ScienceDaily has this online news story about the result
http://www.sciencedaily.com/releases/2008/09/080909095133.htm

Last edited: Sep 10, 2008
2. Sep 10, 2008

### Chronos

I think this is more a function of the age of the universe than any intrinsic limitations on maximum black hole mass.

3. Sep 10, 2008

### marcus

That is not what they are talking about, however. What they think they have found evidence for is a mass limit which does not depend on the age of the universe, or the time when the limit is achieved.

I suggest you read the paper, if you want to understand better.

They present mechanisms whereby the black hole growth past a certain point is curtailed. It clears out the space around itself, or whatever.

I don't know if they are right. It is very likely the first time such an upper bound has been claimed and it will have to be checked out by other people (may be proven wrong).

Interesting idea. And not a function of the age of the universe.

4. Sep 11, 2008

### wolram

All i get from this is, IF SMBH exist there is a probable mechanism to limit there mass, i
think research into BHs is very important but this is a bit vague.

5. Sep 11, 2008

### jonmtkisco

I think it's an informative paper, given how little seems to be known about the specific subject.

There are a couple of points I wish they were more specific about. First, they mention several theories whereby the accretion of dust into the SMBH causes an outward flow of particles or radiation out to some radius, which prevents additional gas from accreting from outside that radius. This cuts off the "fuel supply" for further accretion.

But it seems logical that once the accretion subsequently nearly stops, the outward flow of particles or radiation must also nearly stop, thereby allowing additional dust to accrete inwards and resume the BH growth. Apparently the evolution of these galaxies must be such that at some stage they become more stabilized, e.g. through pervasive star formation, such that velocity dispersion in the halo decreases over time. This would then be a secondary mechanism for cutting off the SMBH's future growth and establishing an absolute upper limit of mass.
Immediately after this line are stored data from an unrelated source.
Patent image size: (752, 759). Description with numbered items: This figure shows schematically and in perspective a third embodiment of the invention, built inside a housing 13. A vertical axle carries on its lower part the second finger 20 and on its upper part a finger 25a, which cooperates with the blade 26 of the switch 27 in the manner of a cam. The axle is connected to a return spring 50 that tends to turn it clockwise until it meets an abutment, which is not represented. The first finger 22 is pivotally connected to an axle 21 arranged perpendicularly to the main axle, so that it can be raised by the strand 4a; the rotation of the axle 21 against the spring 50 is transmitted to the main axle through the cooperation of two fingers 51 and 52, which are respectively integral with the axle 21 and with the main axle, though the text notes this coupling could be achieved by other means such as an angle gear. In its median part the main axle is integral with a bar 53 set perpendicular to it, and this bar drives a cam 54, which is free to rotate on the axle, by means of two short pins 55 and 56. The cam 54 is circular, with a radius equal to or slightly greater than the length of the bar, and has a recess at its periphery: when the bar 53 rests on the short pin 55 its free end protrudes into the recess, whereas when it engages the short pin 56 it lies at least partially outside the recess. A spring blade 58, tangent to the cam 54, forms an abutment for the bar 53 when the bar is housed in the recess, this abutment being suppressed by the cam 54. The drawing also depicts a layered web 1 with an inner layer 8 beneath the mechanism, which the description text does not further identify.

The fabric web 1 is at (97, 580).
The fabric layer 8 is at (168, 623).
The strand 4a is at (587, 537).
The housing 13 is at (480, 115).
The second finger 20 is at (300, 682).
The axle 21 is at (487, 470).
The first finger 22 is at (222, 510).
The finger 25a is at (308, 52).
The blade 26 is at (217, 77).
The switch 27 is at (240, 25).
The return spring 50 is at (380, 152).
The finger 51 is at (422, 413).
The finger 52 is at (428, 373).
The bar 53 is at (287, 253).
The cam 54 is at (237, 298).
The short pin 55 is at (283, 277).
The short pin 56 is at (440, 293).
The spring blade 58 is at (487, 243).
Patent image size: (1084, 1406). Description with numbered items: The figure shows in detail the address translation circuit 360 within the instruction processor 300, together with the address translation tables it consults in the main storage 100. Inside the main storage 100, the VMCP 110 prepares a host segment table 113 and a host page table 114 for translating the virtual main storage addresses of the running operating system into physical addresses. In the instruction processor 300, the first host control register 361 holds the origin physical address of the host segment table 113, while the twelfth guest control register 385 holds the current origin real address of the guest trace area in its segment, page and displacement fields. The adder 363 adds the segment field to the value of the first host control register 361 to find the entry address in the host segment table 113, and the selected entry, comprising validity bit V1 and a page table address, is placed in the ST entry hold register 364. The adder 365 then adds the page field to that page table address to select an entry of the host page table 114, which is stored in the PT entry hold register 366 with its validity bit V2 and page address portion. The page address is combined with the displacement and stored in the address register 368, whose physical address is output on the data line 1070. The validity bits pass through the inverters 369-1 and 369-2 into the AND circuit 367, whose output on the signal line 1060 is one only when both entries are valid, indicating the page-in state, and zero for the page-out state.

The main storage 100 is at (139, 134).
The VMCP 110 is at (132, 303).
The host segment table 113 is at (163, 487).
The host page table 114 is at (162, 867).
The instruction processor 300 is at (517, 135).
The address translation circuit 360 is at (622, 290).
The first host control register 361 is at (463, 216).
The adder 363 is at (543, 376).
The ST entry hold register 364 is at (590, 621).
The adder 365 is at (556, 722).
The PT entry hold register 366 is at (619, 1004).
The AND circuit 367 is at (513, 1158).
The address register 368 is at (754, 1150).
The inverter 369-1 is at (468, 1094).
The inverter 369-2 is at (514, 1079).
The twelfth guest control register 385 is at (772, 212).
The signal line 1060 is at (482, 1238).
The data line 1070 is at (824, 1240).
They also mention that these large galaxies typically were formed through multiple galactic mergers, maybe around 100 mergers each. One might expect such collisions to increase the chaotic motions inside the merged galaxy, breaking down any then-existing stable barriers to BH growth, such that the limiting process needs to re-establish itself and burn through a newly reformed gas supply bubble. One might speculate that if such mergers continue indefinitely (at an ever slowing rate), any absolute upper limit on SMBH mass could eventually be circumvented. Seems like a scenario they should mention in their model, or explain why not. They do seem to apply their SMBH mass upper limit prediction only as far as the z=0 era.

Jon

6. Sep 11, 2008

### marcus

Thanks for the comments. Another variable they deal with is efficiency---the fraction of gravitational energy that is converted to radiation or other output---and I think their model assumes efficiency increase over time. The model starts at some time far back in the past---large z---and extends up to the present---namely z = 0.

How could they go further than that? There is no negative z

7. Sep 15, 2008

### marcus

Steinn's blog "Dynamics of Cats" picked up on this paper, and commented
http://scienceblogs.com/catdynamics/2008/09/ultramassive_black_holes.php
He says he found the argument for their upper bound fairly convincing:

"Priya, and her co-authors, show fairly convincingly that black holes are hard to feed to bloating and that the black hole mass maxes out at a nice 10 billion or so solar masses, and that there are ultramassive black holes out there that mass more than the one in M87 but no more than about 10 billion solar mass black holes."